What about scoring Red Dead Redemption 2 differed from the original game?
The score for the original Red Dead Redemption was more heavily influenced by traditional and Spaghetti Western sounds, but we wanted to create our own unique sound for Red Dead Redemption 2. The diversity of the landscapes we were working with for Red Dead Redemption 2 allowed us to incorporate many more diverse sounds into the overall mix, such as the work from collaborators like Colin Stetson’s incredible work on the saxophone, or Arca’s ambient electronics that are used across the open world, or the unique instrumentation and vocalization of Indonesian band Senyawa that helped us create a unique atmosphere for each section.

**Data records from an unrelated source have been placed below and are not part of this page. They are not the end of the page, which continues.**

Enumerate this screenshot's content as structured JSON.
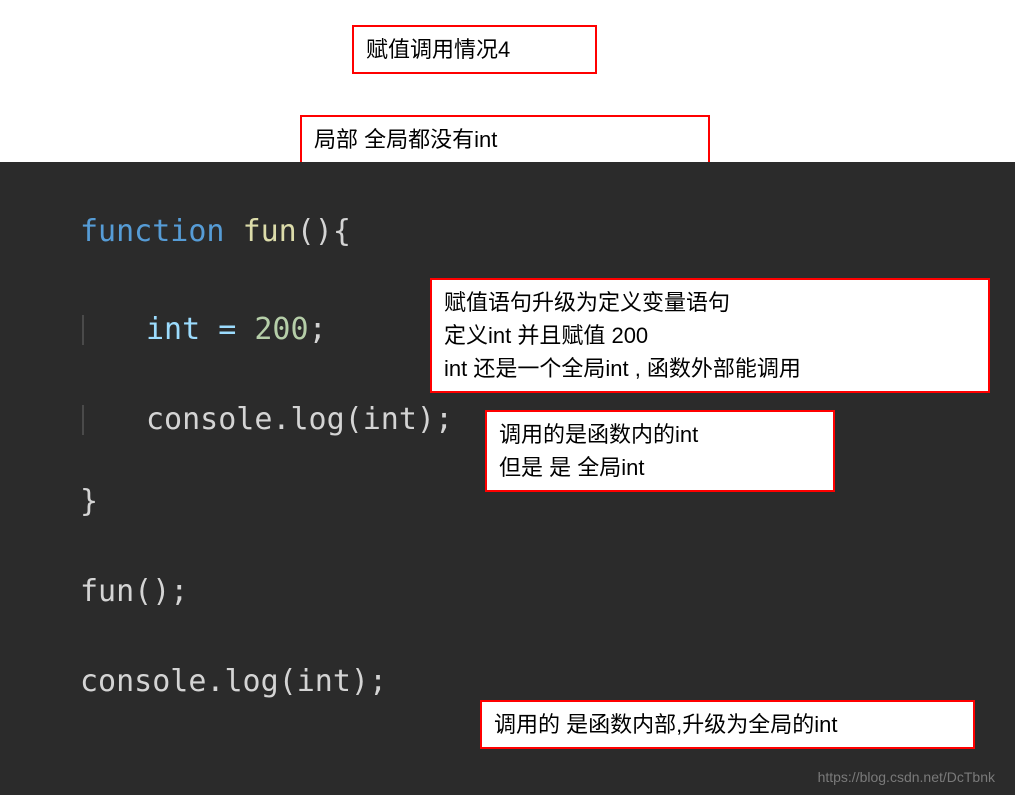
{
  "annotations": {
    "a1": "赋值调用情况4",
    "a2": "局部   全局都没有int",
    "a3_l1": "赋值语句升级为定义变量语句",
    "a3_l2": "定义int 并且赋值 200",
    "a3_l3": "int 还是一个全局int , 函数外部能调用",
    "a4_l1": "调用的是函数内的int",
    "a4_l2": "但是 是 全局int",
    "a5": "调用的 是函数内部,升级为全局的int"
  },
  "code": {
    "kw_function": "function",
    "fn_name": "fun",
    "paren_open": "(){",
    "assign_line": "int = ",
    "assign_num": "200",
    "semicolon": ";",
    "console_log": "console.log(int);",
    "brace_close": "}",
    "fn_call": "fun();",
    "outer_log": "console.log(int);"
  },
  "watermark": "https://blog.csdn.net/DcTbnk"
}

The soundtrack to the original Red Dead Redemption is quite ambient and pastoral. This time we tried to incorporate more unusual noises as an additional element, subtle flourishes that would add to the atmosphere but never distract you too much. Then, as you build up the action, the score would naturally build from the ambient pastoral moment in a very natural way.
Speaking with Rockstar’s founder, Sam Houser, it was very important to us that the changes were subtle and didn’t feel like the player could easily understand what was triggering a change in the musical soundscape. We didn't want the score to sound like a video game action sample pack just kicked in. That’s a lot easier to do with electronic sounds than it is with acoustic sounds, but what we achieved with Red Dead Redemption 2 feels like a real leap forward.
How much music needed to be composed for a game of this size?
An enormous amount. It’s hard to put an exact number on it, given that you have so many different kinds of music we were creating. Not only are there multiple versions of the various stems for open world score and missions, but we also have multiple versions of certain songs to be played based on the choices you have made in the story. It’s safe to say that we created more than three times the amount of music that you would ever hear in one playthrough of the game.
How did talent like Willie Nelson, D’Angelo and Josh Homme get involved in the project? Did they voice interest or were they approached with the opportunity?
After the mission score and the dynamic open world score, the third major component to the musical landscape of the game are the songs that support specific moments in the game. This time, rather than have those songs be more disparate, we wanted to use [producer] Daniel Lanois’ iconic sound as the sonic through-line for all songs to complement the incredible work Woody had done with the score. We are all big fans of Lanois’ work going back to his work with Dylan on something like The Man in the Long Black Coat, or his work with Willie on the Teatro album. Daniel wrote "Cruel World" especially for Willie. Josh was a lucky accident. We were getting ready to record Willie’s version of the song, but a hurricane prevented him from coming to L.A. to record. Daniel then sent the track to Josh in the hopes that we could get a version in time for the game. Josh was on tour in Australia but jumped into a local studio there and recorded a version. Then, with just days to go, Willie was able to fly out and meet Daniel to record his own version. We liked the two versions so much we used both.
D’Angelo was someone we already had a relationship with and was a fan of the game. Daniel Lanois had received a beautiful track, "Crash of Worlds" from collaborator Rocco De Lucca, and we all thought that D’ Angelo would sound perfect on the track. Luckily for us, he was into it and it became one of the most emotional moments in the game.